In 1511, he was reportedly offered the bishopric of Vienna but chose to remain in his native Trieste. He briefly administered the Vienna diocese's temporalities in 1523.

=== Religious tolerance ===
Bonomo's religious stance was complex. He was one of the principal architects of the Edict of Worms (1521) against Martin Luther, personally compiling its Latin text, and repeatedly pressed the Saxon elector to force Luther's recantation. Yet in Trieste, he showed remarkable tolerance toward Protestant sympathizers. He took on Primož Trubar as a protégé, granting him benefices and allowing him to preach despite Trubar's emerging Lutheran convictions. Trubar later praised Bonomo as his "greatest benefactor." In 1540, when 130 condemned Anabaptists were brought to Trieste, they escaped — according to the sources, not without Bonomo's knowledge.

== Humanist and literary activity ==
Bonomo was an active Neo-Latin poet and correspondent. His friendship with Conrad Celtis, the German poet laureate, was initiated in 1488 through Johannes Krachenberger. In 1497, Bonomo and his brother Francesco contributed to an encomiastical anthology celebrating Celtis's Sodalitas Danubiana, and in 1501 he collaborated on the staging of Celtis's Ludus Dianae at Linz before Emperor Maximilian I.

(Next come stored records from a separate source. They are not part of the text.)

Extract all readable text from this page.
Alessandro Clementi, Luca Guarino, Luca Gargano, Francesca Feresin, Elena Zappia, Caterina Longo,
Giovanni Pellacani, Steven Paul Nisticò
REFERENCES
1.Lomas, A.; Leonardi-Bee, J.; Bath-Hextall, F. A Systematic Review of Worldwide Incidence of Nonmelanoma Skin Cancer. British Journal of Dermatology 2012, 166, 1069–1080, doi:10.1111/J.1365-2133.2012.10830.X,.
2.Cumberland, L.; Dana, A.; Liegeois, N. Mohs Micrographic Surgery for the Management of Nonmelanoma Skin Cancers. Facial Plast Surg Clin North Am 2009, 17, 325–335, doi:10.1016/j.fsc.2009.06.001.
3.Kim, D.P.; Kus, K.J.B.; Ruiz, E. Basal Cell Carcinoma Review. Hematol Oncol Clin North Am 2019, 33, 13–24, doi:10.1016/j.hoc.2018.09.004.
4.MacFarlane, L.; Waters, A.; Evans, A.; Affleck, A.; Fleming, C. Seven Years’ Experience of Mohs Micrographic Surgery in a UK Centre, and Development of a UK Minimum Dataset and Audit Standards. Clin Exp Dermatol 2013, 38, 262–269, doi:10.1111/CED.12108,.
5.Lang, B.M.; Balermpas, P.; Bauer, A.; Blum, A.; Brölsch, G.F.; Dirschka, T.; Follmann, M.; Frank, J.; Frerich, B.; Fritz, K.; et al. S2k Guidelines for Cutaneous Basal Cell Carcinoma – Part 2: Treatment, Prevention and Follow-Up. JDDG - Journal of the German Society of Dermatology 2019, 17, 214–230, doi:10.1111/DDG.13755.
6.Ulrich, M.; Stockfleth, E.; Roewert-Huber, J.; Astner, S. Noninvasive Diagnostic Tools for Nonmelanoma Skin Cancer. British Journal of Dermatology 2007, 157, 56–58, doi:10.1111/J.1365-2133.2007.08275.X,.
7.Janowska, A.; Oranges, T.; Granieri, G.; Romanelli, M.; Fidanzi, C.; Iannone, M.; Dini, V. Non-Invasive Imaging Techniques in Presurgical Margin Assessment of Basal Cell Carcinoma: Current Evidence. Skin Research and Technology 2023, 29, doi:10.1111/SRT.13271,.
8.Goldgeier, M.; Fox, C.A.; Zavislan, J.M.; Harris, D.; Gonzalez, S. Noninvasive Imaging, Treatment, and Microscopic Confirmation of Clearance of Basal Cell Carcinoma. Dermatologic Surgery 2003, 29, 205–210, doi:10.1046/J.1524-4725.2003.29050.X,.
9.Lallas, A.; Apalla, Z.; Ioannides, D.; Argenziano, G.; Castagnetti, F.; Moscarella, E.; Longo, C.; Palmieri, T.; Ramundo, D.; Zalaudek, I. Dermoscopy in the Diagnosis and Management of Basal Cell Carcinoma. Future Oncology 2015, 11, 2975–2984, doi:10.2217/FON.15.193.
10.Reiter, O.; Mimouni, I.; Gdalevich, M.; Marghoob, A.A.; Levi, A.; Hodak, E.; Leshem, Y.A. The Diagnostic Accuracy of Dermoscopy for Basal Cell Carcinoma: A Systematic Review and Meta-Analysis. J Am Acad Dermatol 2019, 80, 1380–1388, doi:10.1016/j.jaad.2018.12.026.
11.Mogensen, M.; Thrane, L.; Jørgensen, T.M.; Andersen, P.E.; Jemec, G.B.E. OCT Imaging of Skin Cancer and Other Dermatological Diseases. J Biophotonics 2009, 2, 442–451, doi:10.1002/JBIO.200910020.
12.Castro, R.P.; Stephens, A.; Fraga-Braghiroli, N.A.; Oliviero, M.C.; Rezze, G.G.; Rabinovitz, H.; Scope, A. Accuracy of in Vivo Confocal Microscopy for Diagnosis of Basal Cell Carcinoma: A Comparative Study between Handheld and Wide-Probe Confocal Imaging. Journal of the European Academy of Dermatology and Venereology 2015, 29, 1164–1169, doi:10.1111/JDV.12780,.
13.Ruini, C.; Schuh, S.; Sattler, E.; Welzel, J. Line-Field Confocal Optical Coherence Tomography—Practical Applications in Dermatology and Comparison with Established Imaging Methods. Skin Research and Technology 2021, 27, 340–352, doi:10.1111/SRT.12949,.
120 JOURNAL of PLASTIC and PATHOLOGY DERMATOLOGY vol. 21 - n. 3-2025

He probably corresponded with Desiderius Erasmus, and Johannes Reuchlin included letters by Bonomo and his brother Francesco in the collection Clarorum virorum epistolae. His own Latin poems survive in manuscripts at the University of Innsbruck (Codex 664) and the Austrian National Library (Codex 3506).

He was also connected to Jacob Spiegel, Johann von Dalberg (bishop of Worms), and Georg Slatkonia (later bishop of Vienna).

== Death ==
Bonomo died on 15 June 1546 in Trieste and was buried in the Cathedral of San Giusto.